-1

I am trying to read a .csv file which has around 50-thousands lines. In the code below I am reading each one line at a time, parsing it into pre-define struct called NinjaInfo_t and then pushing it into a list. The whole process of reading this file took me more than 1 minute. Is there a another way for it to be faster ? Also this is a homework so i cannot use any libraries that support reading csv file and I have to use a linked list to store data.

ifstream is("data.csv",ifstream::binary);
is.seekg(0, ios_base::end);
size_t size = is.tellg();
is.seekg(0, ios_base::beg);
char* buffer = new char[size];
is.read(buffer, size);
stringstream ss;
ss.str(buffer);
// skip the file line in data.csv
string data;
getline(ss, data);
while (getline(ss, data)) {
    NinjaInfo_t newData;
    stringstream dataStream;
    dataStream.str(data);
    string tmp;
    string timestamp;
    string id;
    string longtitude, latitude;

    getline(dataStream, tmp, ',');
    getline(dataStream, timestamp, ',');
    getline(dataStream, id, ',');
    getline(dataStream, longtitude, ',');
    getline(dataStream, latitude, ',');
    getline(dataStream, tmp);

    istringstream(longtitude) >> newData.longitude;

    istringstream(latitude) >> newData.latitude;

    while (id.length() < 4) {
        id = '0' + id;
    }
    istringstream(id) >> newData.id;

    stringstream ss;
    struct tm _tm = {};

    string t = timestamp;
    ss.str(t);
    ss >> std::get_time(&_tm, "%d/%m/%Y %H:%M:%S");
    _tm.tm_isdst = -1;
    time_t time = std::mktime(&_tm);
    newData.timestamp = time;
    db.push_back(newData); //DB IS A LINKED LIST.

P.s: sorry for the bad english :P.

  • 4
    Don't reinvent the wheel. Just use one of the loads and loads of existing CSV parsing libraries.

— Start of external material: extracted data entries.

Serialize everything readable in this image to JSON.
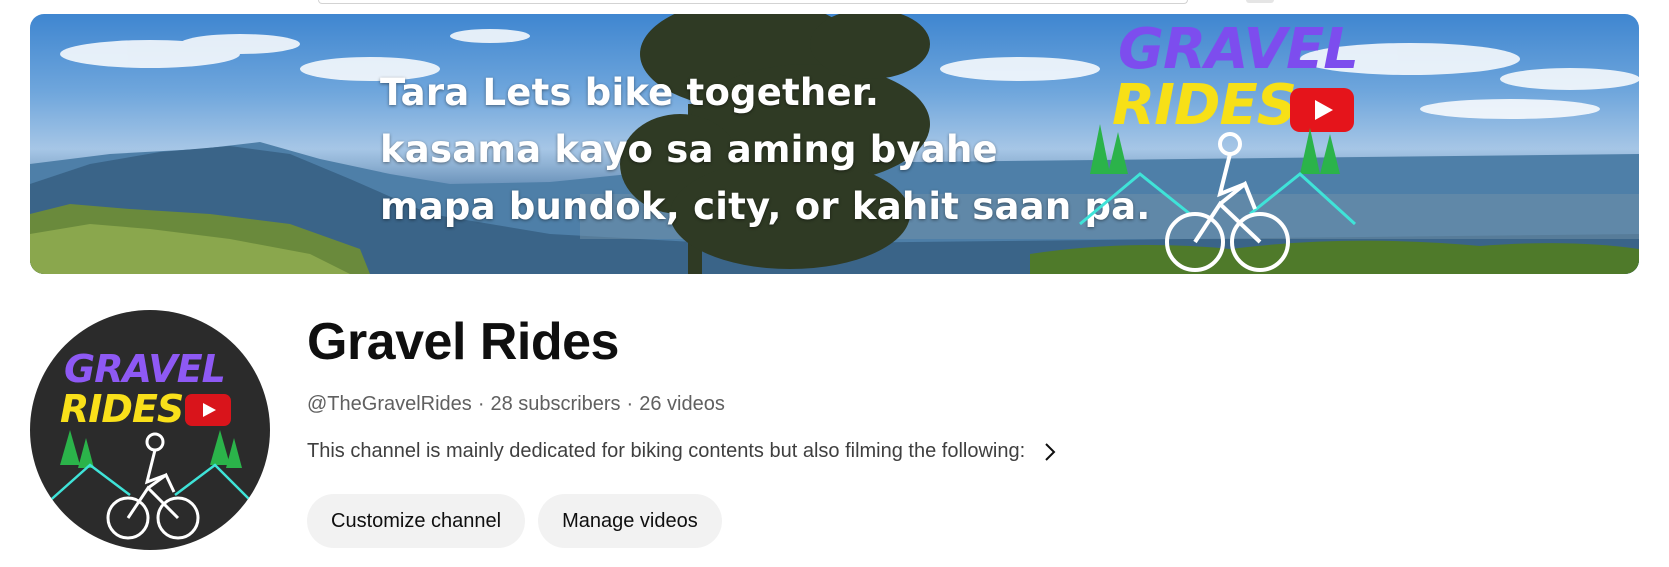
{
  "banner": {
    "lines": [
      "Tara Lets bike together.",
      "kasama kayo sa aming byahe",
      "mapa bundok, city, or kahit saan pa."
    ],
    "logo_line1": "GRAVEL",
    "logo_line2": "RIDES"
  },
  "avatar": {
    "logo_line1": "GRAVEL",
    "logo_line2": "RIDES"
  },
  "channel": {
    "name": "Gravel Rides",
    "handle": "@TheGravelRides",
    "subscribers": "28 subscribers",
    "videos": "26 videos",
    "separator": "·",
    "description": "This channel is mainly dedicated for biking contents but also filming the following:"
  },
  "buttons": {
    "customize": "Customize channel",
    "manage": "Manage videos"
  },
  "colors": {
    "logo_purple": "#7d4dee",
    "logo_yellow": "#f7e017",
    "youtube_red": "#e5141b",
    "button_bg": "#f2f2f2",
    "meta_text": "#606060"
  },
  "icons": {
    "description_expand": "chevron-right-icon",
    "logo_play": "youtube-play-icon"
  }
}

They'll probably be faster. (Not even related to file i/o and parsing here is the fact that your code does *a lot* of run-time memory allocation and deallocation, which might really become tedious at this scale) – Marcus Müller Nov 26 '17 at 14:37
  • 3
    Possible duplicate of [How can I read and parse CSV files in C++?](https://stackoverflow.com/questions/1120140/how-can-i-read-and-parse-csv-files-in-c) – Marcus Müller Nov 26 '17 at 14:40
  • TThere isn't much detail in the question on how getline() works, but technically if you read line by line, most of the time of that minute goes in IO. If you buffer and read chunks of lines at a time, there should be less IO and it should run faster. – Juan Nov 26 '17 at 14:41
  • 1
    @Juan the OS does that for you. – Marcus Müller Nov 26 '17 at 14:42
  • (by the way, `getline` should be used to ... get lines. You probably just want to use normal file IO stream operators `>> variable`, or good ol' `sscanf` (be aware of security implications). – Marcus Müller Nov 26 '17 at 14:44
  • and your way of finding the file size is a *really* bad idea, too. – Marcus Müller Nov 26 '17 at 14:50
  • 1
    Why read the file into a character buffer and then read from that? Why not just .... read from the file? – Martin Bonner supports Monica Nov 26 '17 at 14:59
  • @Marcus i am not allowed to use any others libraries than the ones given. What should i do here if my way is that bad? – Dang Nguyen Nov 26 '17 at 15:03
  • @Martin well it was my attempt to reduce the reading time and it obviously didn't work so i just left it there. – Dang Nguyen Nov 26 '17 at 15:06
  • @DangNguyen "not allowed to use any other libraries" is class-A bullshit; either you need to solve a problem or not. If this is homework, mark it as such. And: if something doesn't work: remove it. Just don't let it stand around. Have you actually even tried to profile your code? In any case you **must** state all restrictions on your code, otherwise how are we supposed to answer? – Marcus Müller Nov 26 '17 at 15:15
  • And: C++17 comes with `string_view` which you could easily use to adapt a lot of the solutions given on the linked question. – Marcus Müller Nov 26 '17 at 15:19

1 Answers1

1

There are two main reasons for poor performance:

  • You generate a lot of overhead by creating throw-away istringstream at every iteration (i.e. constructor/initialization/destructor), instead of just doing a conversion (for example with std::stoi() and alike).
  • You push_back() each record to a db vector (I assume). But as its size grows, it requires frequent reallocation and moving of the data it contains. You could reserve() expected space at the beginning, just to reduce this memory management overhead.

Note 1: It's not clear, if reading the file at once as you do will bring significant performance boost, as file streams are buffered anyway.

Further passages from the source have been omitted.